Alt versiyonları: Tuttuklarına gizli hâmilik yapanlar, abi stayla davrananlar, kapım açık diye tutturanlar, bütün gece kendi konuşsa da departmanıyla yemeğe çıkanlar.. Hep anlamaya çalışmışımdır nedir bunların itici gücü diye (saik sözü daha yakışıyor ya neyse).
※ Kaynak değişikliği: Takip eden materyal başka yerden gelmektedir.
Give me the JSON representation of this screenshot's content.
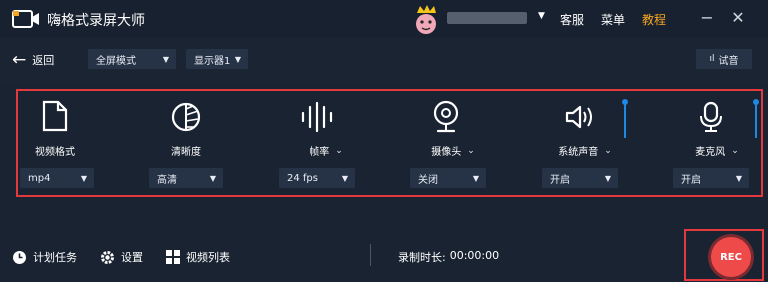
{
  "app": {
    "title": "嗨格式录屏大师"
  },
  "topbar": {
    "service": "客服",
    "menu": "菜单",
    "tutorial": "教程",
    "minimize": "−",
    "close": "✕"
  },
  "toolbar": {
    "back": "返回",
    "mode": "全屏模式",
    "display": "显示器1",
    "test_audio": "试音"
  },
  "columns": {
    "format": {
      "label": "视频格式",
      "value": "mp4"
    },
    "quality": {
      "label": "清晰度",
      "value": "高清"
    },
    "fps": {
      "label": "帧率",
      "value": "24 fps"
    },
    "camera": {
      "label": "摄像头",
      "value": "关闭"
    },
    "system_audio": {
      "label": "系统声音",
      "value": "开启",
      "volume": 1.0
    },
    "mic": {
      "label": "麦克风",
      "value": "开启",
      "volume": 1.0
    }
  },
  "bottom": {
    "schedule": "计划任务",
    "settings": "设置",
    "video_list": "视频列表",
    "rec_label": "录制时长:",
    "rec_time": "00:00:00",
    "rec_button": "REC"
  },
  "colors": {
    "background": "#1a2332",
    "accent_red": "#e2383e",
    "rec_red": "#ef4a4a",
    "volume_blue": "#1e88e5",
    "tutorial_orange": "#f5a623"
  },
  "icons": [
    "camera-logo-icon",
    "file-icon",
    "clarity-icon",
    "waveform-icon",
    "webcam-icon",
    "speaker-icon",
    "microphone-icon",
    "clock-icon",
    "gear-icon",
    "grid-icon"
  ]
}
İşte bu ‘gönül insanları’ için bir açıklamam var: Karşıt tepki kurma (reaction-formation). Bu bir savunma mekanizması aslında. Kaygı yaratan bir duygunun benimsenmesi. Bilinçsiz inkâr. Buna ‘ego savunması’ da deniyor. Yöneticinin, başarısız olma ihtimalinden doğan kabul edilemez kaygısının tevazuya dönüşmesi. Muhtemelen egosantrik bir ‘statükosunu koruma’ dürtüsünün zorladığı, koşullara gönüllü uyum. ‘O kadar sevilmeye layığım ki, siz de benim için çalışın.’

Psikolojik yanı beni ilgilendirmiyor ama yönetim ilişkilerindeki sonucuyla çok ilgileniyorum. Ona kişisel düşüncemi söyleyebilseydim ‘anlaşılıyor yapma’ derdim.

Çocuğuyla zorlama arkadaş olmaya çalışan anne-babalar gibi. Kimse bu kadar yüce bir yönetici beklemiyor. Dozunda gururu da kabul ederler merak etmeyin.